Ganz aufgelöst erschien die Mandantin morgens in der Kanzlei. Ich hatte sie in einem Strafverfahren verteidigt, in dem das Gericht dann einen Strafbefehl erlassen hatte, mit dem sie zu einer angesichts der Schwere des Vorwurfs ausgesprochen moderaten Geldstrafe verurteilt wurde. Im Zuge des hiergegen eingelegten Einspruchs wurde die Höhe der Tagessätze noch reduziert, so daß die Geldstrafe sich von anfänglichen 900,- € auf 300,- € ermäßigte. Zudem war der Mandantin eine Ratenzahlung bewilligt worden.

Die Mandantin hatte die Raten auch folgsam gezahlt.
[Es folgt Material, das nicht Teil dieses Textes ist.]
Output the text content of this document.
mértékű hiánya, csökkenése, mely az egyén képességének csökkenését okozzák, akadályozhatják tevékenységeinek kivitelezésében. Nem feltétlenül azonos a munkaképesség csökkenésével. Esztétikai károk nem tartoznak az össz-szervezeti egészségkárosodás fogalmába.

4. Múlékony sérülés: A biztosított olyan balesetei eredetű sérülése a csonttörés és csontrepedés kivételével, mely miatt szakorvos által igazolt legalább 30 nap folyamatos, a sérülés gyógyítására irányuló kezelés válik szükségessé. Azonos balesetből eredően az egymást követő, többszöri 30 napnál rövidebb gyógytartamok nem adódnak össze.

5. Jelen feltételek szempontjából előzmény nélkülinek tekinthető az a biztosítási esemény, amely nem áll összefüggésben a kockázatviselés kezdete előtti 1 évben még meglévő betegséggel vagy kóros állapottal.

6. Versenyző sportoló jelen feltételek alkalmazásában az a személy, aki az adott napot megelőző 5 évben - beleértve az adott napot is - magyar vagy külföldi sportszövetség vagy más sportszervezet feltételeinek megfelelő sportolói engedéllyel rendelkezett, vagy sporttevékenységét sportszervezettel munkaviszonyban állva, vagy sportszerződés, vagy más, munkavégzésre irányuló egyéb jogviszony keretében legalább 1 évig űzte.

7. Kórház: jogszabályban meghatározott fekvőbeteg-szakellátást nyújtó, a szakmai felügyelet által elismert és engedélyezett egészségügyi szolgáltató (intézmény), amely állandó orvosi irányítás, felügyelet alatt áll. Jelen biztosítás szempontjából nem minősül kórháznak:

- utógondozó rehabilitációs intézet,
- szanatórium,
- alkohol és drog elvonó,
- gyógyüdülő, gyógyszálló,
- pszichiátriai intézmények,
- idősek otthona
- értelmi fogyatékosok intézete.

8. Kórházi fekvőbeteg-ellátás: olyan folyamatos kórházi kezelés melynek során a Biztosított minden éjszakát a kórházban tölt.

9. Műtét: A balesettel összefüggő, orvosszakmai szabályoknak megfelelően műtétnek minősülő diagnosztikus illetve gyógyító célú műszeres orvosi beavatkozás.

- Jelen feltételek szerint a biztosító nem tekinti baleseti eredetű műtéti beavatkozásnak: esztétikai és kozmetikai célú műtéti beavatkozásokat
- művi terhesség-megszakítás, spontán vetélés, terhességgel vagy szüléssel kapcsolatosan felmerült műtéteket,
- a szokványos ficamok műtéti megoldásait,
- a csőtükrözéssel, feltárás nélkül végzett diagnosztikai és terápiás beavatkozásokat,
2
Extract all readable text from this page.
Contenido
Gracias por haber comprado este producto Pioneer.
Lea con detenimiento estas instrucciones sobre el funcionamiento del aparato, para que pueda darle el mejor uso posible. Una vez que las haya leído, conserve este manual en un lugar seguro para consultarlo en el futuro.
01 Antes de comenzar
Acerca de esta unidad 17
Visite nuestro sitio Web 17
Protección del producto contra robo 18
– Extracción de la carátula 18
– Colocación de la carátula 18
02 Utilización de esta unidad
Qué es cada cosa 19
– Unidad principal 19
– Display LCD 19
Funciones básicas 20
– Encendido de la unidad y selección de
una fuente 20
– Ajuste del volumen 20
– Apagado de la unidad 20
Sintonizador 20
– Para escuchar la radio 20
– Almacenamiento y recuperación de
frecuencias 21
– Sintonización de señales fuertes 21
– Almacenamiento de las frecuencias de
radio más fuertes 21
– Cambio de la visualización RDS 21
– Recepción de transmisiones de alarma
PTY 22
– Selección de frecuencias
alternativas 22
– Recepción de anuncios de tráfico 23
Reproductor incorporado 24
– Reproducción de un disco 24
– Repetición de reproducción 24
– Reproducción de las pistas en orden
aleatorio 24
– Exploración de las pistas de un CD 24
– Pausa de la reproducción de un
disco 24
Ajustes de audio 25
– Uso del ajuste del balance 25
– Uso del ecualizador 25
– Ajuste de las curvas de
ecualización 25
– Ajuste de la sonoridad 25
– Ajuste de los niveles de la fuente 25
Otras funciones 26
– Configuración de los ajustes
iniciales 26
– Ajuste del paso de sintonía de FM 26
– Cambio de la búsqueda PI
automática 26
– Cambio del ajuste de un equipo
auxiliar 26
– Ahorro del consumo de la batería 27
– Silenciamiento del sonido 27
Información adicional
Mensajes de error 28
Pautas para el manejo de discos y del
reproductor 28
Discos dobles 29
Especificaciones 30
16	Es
Dann hatte Sie ein Schreiben der Staatsanwaltschaft erhalten, daß eine Rate ausgeblieben sei und sie diese nun unverzüglich nachholen möge. Die Mandantin rief bei der StA an, wobei ihr mitgeteilt wurde, daß Sie die Verfahrenskosten von weiteren 127,80 € noch nicht bezahlt habe. Der Hinweis war zutreffend. Die Mandantin zahlte den Restbetrag und hielt die Angelegenheit für abgeschlossen.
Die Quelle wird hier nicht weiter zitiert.